New directions in the treatment of heart failure: Targeting free fatty acid oxidation

Synthesis and preliminary evaluation of 18-(18)F-fluoro-4-thia-oleate as a PET probe of fatty acid oxidation

Fatty acid oxidation (FAO) is a major energy-providing process with important implications in cardiovascular, oncologic, neurologic, and metabolic diseases. A novel 4-thia oleate analog, 18-(18)F-fluoro-4-thia-oleate ((18)F-FTO), was evaluated in relationship to the previously developed palmitate analog 16-(18)F-fluoro-4-thia-palmitate ((18)F-FTP) as an FAO probe.

METHODS

(18)F-FTO was synthesized from a corresponding bromoester. Biodistribution and metabolite analysis studies were performed in rats. Preliminary small-animal PET studies were performed with (18)F-FTO and (18)F-FTP in rats.

RESULTS

A practical synthesis of (18)F-FTO was developed, providing a radiotracer of high radiochemical purity (>99%).

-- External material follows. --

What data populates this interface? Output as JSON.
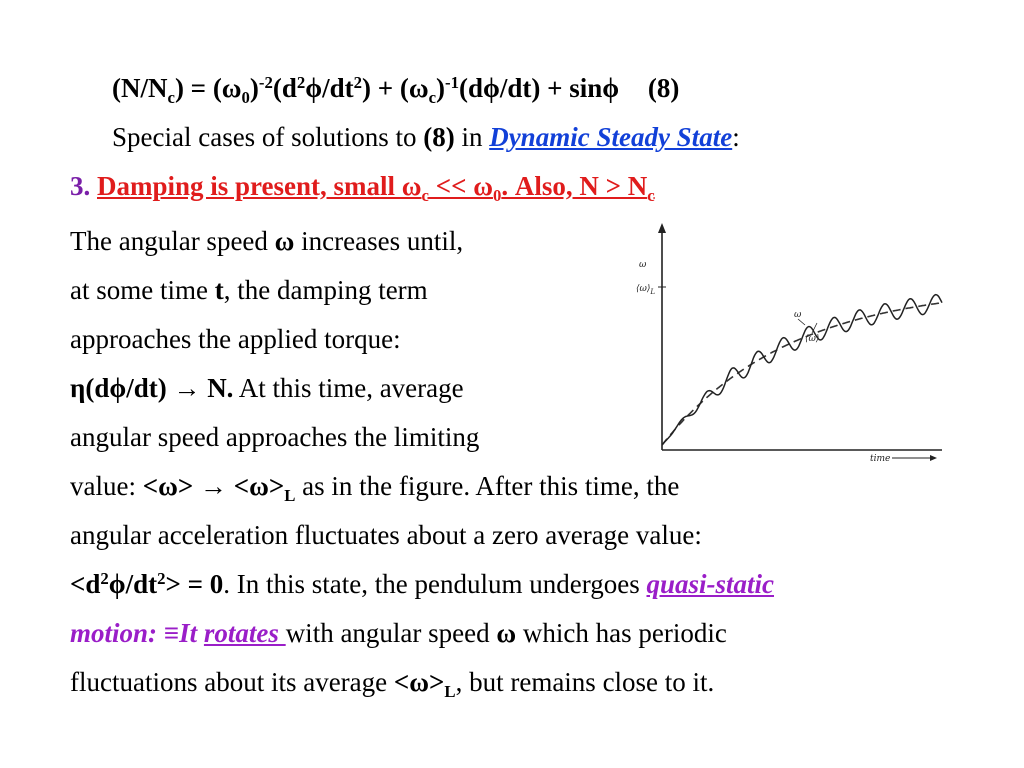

In fasted rats, myocardial uptake of (18)F-FTO (0.70 +/- 0.30% dose kg [body mass]/g [tissue mass]) was similar to that of (18)F-FTP at 30 min after injection. At 2 h, myocardial uptake of (18)F-FTO was maintained, whereas (18)F-FTP uptake in the heart was 82% reduced. Similar to (18)F-FTP, (18)F-FTO uptake by the heart was approximately 80% reduced at 30 min by pretreatment of rats with the CPT-I inhibitor etomoxir. Folch-type extraction analyses showed 70-90% protein-bound fractions in the heart, liver, and skeletal muscle, consistent with efficient trafficking of (18)F-FTO to the mitochondrion with subsequent metabolism to protein-bound species. Preliminary small-animal PET studies showed rapid blood clearance and avid extraction of (18)F-FTO and of (18)F-FTP into the heart and liver. Images of (18)F-FTO accumulation in the rat myocardium were clearly superior to those of (18)F-FTP.

CONCLUSION

(18)F-FTO is shown to be a promising metabolically trapped FAO probe that warrants further evaluation.